Comandante Faà di Bruno, also referred to by its shortened name Faà di Bruno, was an Marcello-class submarine built for the Royal Italian Navy (Regia Marina) in the 1930s. It was sunk in 1940 by British and Canadian destroyers escorting a convoy.

Design and description[edit]

The Marcello-class submarines were designed as improved versions of the preceding Glauco class. They displaced 1,043 metric tons (1,027 long tons) surfaced and 1,290 metric tons (1,270 long tons) submerged. The submarines were 73 meters (239 ft 6 in) long, had a beam of 7.19 meters (23 ft 7 in) and a draft of 5.1 meters (16 ft 9 in).[1]

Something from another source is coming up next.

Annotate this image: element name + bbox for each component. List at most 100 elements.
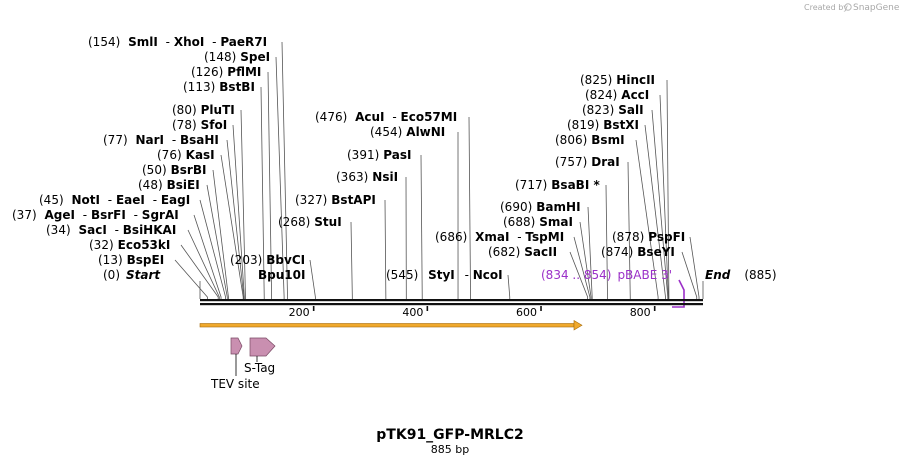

For surface running, the boats were powered by two 1,800-brake-horsepower (1,342 kW) diesel engines, each driving one propeller shaft. When submerged each propeller was driven by a 550-horsepower (410 kW) electric motor. They could reach 17.4 knots (32.2 km/h; 20.0 mph) on the surface and 8 knots (15 km/h; 9.2 mph) underwater. On the surface, the Marcello class had a range of 7,500 nmi (13,900 km; 8,600 mi) at 9.4 knots (17.4 km/h; 10.8 mph), submerged, they had a range of 120 nmi (220 km; 140 mi) at 3 knots (5.6 km/h; 3.5 mph).[2]

The boats were armed with eight internal 53.3 cm (21.0 in) torpedo tubes, four each in the bow and stern. One reload were stowed for each tube, which gave them a total of sixteen torpedoes. They were also armed with two 100 mm (3.9 in) guns and four 13.2 mm (0.52 in) machine guns for combat on the surface.[1]

Construction and career[edit]

It was sunk on 8 November 1940 by a combined effort from the destroyers HMCS Ottawa of the Royal Canadian Navy, and HMS Harvester of the Royal Navy after attacking Convoy HX-84 they were defending.[3]

Notes[edit]

  1. ^ a b Chesneau, p. 305
  2. ^ Bagnasco, p. 158
  3. ^ Rohwer, p. 48

References[edit]

  • Bagnasco, Erminio (1977). Submarines of World War Two. Annapolis, Maryland: Naval Institute Press. ISBN 0-87021-962-6. 
  • Chesneau, Roger, ed. (1980). Conway's All the World's Fighting Ships 1922–1946. Greenwich, UK: Conway Maritime Press. ISBN 0-85177-146-7. 
  • Rohwer, Jürgen (2005). Chronology of the War at Sea 1939-1945: The Naval History of World War Two (Third Revised ed.). Annapolis, Maryland: Naval Institute Press. ISBN 1-59114-119-2.